Я смиренно развёл руки в стороны. Шанс покинуть эти места у меня был, и я им не воспользовался, а бесконечно менять своё решение – не в моём стиле.
– Слава богу! В таком случае, позвольте мне показать и остальные кабинеты, где вам предстоит проводить большую часть своего рабочего времени.
Поселили меня в здании с «родимым пятном» на «боку». Так я стал соседом Федора Пахомова и его кота Тимофея. Это было общежитие советских времён: с узкими лестничными пролётами, с несколькими слоями краски на перилах, с расписанными незамысловатыми словами и рисунками стенами. В коридорах стояли сильный запах вареной капусты и звонкие крики детворы. Мне навстречу как раз бежали три мальчишки лет семи-восьми. Тот, что убегал, чуть было не столкнулся со мной, к счастью юное тело вовремя нажала на тормоза и остановилась до того, как впечататься в меня.
– Ой! – воскликнул мальчишка, глядя на меня. – Здрасте!
Не дожидаясь приветствия в ответ, мальчишка побежал дальше. Его преследователи промчались мимо меня, уже не останавливаясь, успев кинуть в мой адрес те же слова приветствия.
– И вам здоровья, – произнёс я, провожая взглядом их окружённые ореолом света фигурки. Окно в коридоре было грязным, но большим, а потому всё кругом освещалось дневным светом.

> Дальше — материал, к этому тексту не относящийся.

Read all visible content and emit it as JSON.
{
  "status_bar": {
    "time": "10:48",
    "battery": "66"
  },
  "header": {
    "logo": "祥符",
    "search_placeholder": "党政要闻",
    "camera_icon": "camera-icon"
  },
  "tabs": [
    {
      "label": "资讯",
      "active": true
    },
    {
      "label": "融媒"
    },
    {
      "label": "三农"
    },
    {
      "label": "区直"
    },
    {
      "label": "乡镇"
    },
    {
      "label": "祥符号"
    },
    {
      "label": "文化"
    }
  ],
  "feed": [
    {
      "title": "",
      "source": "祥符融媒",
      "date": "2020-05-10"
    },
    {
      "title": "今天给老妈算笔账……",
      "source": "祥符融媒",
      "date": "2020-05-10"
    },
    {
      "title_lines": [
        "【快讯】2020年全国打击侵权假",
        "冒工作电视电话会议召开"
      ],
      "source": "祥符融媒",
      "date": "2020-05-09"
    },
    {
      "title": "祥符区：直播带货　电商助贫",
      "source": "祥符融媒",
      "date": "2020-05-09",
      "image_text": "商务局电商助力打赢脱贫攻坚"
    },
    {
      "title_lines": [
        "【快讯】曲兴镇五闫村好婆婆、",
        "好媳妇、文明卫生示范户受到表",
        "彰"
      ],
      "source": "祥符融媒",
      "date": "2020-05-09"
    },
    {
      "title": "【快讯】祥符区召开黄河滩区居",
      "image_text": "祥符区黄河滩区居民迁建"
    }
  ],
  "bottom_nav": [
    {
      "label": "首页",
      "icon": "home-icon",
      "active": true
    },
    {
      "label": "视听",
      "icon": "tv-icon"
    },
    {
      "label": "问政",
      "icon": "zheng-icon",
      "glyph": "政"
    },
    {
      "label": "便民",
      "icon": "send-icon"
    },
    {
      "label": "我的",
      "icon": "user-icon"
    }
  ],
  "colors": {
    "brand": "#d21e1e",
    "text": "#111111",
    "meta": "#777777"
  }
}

Остальные жители общежития были менее приветливы. Кто-то кивал только после моего приветствия, а кто-то просто провожал меня хмурым взглядом, держа в руках тазики со стираным бельём. Виктор Пахомов мне на пути не встретился, к тому же я не знал, на каком этаже он живёт, ни в какой именно квартире, а потому мне пришлось искать нужную мне информацию у других жителей.
– Добрый день, – поздоровался я с двумя девочками, которым до совершеннолетия оставалось года два-три. Они вели активную беседу, из обрывков которой я успел понять лишь то, что они не сестры, а – подружки, и то, что родители одной из них не хотят отпускать её вечером на дискотеку. – Не подскажете, как я могу найти квартиру Каринэ Еприкян?